Es war unmöglich gewesen, Alessandro in aller Kürze ihre komplizierte Beziehung zu Alice und ihrem Sohn zu erklären. Also hatte sie sich kurzerhand als Kindermädchen bezeichnet. Das hörte sich vernünftig, professionell und nützlich an. Er brauchte eine zuverlässige Betreuerin für Lorenzo, kein Partygirl. Dennoch belastete die Notlüge sie. Sie hätte es vorgezogen, sie selbst sein zu dürfen und nicht etwas darstellen zu müssen, das er sich unter einer Erzieherin vorstellte.
Als der Jet in Neapel landete, graute bereits der Morgen. Der Anblick von zwei auf dem Rollfeld wartenden Limousinen rief Maisy erneut ins Bewusstsein, wie unermesslich reich Alessandro Tremante sein musste.
Bald stellte sich heraus, dass er sie nicht in sein Haus begleiten würde. Nachdem sie mit Lorenzo und Carlo in einen der komfortablen Wagen eingestiegen war, erkundigte sich Maisy nach seinem Verbleib.
„Er fliegt mit dem Helikopter nach Rom, um dort Termine wahrzunehmen“, erklärte Carlo. Ironisch lächelnd fügte er hinzu: „Keine Sorge, bella . Sie werden ihn noch oft genug sehen.“
Die vertrauliche Anrede behagte Maisy ebenso wenig wie der spöttische Unterton.
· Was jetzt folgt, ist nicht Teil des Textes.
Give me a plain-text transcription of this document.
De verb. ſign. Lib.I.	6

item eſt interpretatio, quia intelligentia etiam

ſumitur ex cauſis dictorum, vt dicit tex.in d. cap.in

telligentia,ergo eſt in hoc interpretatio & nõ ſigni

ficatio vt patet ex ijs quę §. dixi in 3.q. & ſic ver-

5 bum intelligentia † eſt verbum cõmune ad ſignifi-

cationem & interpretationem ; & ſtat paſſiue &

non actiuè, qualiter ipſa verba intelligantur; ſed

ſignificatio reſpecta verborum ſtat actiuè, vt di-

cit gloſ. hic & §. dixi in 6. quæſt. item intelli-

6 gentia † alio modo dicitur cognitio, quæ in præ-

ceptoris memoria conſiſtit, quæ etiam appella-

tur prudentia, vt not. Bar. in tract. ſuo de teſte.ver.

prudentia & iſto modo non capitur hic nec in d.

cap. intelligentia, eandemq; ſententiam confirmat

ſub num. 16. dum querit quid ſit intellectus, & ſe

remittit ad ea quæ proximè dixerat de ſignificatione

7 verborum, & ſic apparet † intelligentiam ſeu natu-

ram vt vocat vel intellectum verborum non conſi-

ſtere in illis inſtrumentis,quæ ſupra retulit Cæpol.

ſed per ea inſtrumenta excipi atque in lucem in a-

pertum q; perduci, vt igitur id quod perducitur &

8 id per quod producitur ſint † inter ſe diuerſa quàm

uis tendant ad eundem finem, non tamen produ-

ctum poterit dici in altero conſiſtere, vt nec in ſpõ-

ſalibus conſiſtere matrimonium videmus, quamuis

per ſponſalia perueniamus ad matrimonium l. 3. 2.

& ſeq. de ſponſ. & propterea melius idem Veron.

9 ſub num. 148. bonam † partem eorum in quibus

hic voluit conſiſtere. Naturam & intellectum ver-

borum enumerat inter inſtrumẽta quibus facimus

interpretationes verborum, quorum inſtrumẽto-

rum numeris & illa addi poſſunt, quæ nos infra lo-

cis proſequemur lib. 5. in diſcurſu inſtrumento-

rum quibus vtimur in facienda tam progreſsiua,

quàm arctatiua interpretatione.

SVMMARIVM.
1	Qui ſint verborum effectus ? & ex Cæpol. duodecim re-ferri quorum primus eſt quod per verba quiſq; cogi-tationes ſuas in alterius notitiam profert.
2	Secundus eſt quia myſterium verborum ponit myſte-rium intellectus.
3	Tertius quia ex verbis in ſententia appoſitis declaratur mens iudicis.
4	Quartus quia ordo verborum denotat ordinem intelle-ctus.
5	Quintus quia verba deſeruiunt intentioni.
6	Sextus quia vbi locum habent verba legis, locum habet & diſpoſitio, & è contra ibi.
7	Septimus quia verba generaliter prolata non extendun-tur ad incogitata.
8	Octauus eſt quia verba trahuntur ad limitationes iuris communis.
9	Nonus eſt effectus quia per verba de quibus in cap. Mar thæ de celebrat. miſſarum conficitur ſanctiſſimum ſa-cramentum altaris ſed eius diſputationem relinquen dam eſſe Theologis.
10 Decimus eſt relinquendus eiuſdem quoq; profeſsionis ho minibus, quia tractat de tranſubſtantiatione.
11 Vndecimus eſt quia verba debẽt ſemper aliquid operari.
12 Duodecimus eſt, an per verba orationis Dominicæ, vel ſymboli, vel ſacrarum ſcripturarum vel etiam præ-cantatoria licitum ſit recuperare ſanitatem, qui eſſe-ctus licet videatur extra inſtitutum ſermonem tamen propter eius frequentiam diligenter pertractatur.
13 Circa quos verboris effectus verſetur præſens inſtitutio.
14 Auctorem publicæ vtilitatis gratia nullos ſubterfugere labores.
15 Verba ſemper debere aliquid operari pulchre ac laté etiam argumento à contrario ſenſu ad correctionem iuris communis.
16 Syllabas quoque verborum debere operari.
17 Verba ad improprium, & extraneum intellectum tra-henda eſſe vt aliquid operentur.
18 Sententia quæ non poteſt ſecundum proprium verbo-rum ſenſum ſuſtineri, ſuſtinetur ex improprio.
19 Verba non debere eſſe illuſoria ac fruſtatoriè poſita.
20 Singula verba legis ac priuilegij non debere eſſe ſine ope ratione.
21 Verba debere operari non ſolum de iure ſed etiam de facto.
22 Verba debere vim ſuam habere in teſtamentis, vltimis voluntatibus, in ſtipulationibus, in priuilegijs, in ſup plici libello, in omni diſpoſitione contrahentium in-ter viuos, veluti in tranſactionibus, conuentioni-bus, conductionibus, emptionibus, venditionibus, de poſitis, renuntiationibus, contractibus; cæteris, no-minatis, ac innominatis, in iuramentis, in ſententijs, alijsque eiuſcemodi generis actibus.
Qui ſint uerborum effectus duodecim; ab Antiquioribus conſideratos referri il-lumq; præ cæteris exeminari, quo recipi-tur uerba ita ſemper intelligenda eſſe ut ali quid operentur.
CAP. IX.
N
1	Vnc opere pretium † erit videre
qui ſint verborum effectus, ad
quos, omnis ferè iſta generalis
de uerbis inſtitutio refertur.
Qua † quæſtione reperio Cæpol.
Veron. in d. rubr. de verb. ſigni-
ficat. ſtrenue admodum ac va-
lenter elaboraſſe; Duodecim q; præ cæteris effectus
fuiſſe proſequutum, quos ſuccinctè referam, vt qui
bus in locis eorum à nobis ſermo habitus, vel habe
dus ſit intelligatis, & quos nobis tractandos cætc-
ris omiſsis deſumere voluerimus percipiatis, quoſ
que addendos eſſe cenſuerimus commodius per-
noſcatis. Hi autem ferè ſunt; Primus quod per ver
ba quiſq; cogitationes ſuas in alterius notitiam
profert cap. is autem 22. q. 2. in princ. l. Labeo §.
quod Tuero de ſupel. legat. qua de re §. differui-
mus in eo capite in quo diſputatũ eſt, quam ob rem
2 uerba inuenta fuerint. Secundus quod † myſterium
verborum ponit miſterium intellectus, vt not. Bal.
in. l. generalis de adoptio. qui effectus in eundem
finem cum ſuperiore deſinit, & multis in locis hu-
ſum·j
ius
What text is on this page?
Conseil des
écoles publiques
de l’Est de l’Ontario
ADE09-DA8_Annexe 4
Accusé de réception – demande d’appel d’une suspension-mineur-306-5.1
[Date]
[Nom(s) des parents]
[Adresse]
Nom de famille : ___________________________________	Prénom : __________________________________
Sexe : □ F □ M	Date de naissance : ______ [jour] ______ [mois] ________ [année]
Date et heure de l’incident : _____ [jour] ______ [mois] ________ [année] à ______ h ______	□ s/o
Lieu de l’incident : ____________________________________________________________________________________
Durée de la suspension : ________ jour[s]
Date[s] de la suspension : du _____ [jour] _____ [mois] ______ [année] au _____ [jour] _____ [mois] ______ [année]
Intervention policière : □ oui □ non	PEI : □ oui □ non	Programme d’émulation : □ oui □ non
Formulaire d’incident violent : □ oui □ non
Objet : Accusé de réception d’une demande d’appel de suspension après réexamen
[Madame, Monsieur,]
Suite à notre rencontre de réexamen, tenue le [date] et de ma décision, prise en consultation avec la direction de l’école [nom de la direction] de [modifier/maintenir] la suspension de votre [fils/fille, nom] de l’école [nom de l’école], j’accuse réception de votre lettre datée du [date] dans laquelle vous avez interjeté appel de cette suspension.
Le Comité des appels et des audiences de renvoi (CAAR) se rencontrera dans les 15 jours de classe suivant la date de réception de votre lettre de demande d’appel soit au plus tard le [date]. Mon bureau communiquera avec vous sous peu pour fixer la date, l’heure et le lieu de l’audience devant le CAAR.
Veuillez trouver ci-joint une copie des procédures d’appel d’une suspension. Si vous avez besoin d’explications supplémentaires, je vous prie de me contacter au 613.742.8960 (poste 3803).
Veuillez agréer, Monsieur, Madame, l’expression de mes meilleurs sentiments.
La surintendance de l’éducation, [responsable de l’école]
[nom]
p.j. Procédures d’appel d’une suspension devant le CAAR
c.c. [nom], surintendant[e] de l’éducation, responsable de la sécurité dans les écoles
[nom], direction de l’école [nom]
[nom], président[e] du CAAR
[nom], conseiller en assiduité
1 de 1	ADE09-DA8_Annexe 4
Sie fragte sich, ob Alessandro seinem Assistenten anvertraut hatte, was zwischen ihnen geschehen war.
Die Villa Vista Mare stammte aus dem sechzehnten Jahrhundert, doch im Inneren wirkte Alessandros Zuhause modern, ja nahezu kalt, mit hohen Zimmerdecken, viel Glas und blendend weißen Oberflächen.
Maisy fühlte sich förmlich in einen Science-Fiction-Film versetzt. Es musste ein Vermögen gekostet haben, das Haus auf den neuesten Stand zu bringen, alles zeugte von Reichtum und Glamour. Eine behagliche Atmosphäre verströmte es jedoch nicht.
In den nächsten Tagen bemühte sie sich, etwas von der Gemütlichkeit des Lantern Square auf Lorenzos neues Zuhause zu übertragen. Am Kinderzimmer gab es wenig auszusetzen. Erwartungsgemäß hatte Alessandro zu viel des Guten getan und Unmengen von Spielsachen herbeischaffen lassen. Im Lauf der Woche gelang es ihr, das Schlimmste beiseitezuräumen und ein wohnliches Ambiente zu schaffen.
Lorenzo eroberte im Handumdrehen sämtliche Herzen; die Haushälterin Maria, eine liebenswürdige Frau um die Fünfzig, betete ihn geradezu an.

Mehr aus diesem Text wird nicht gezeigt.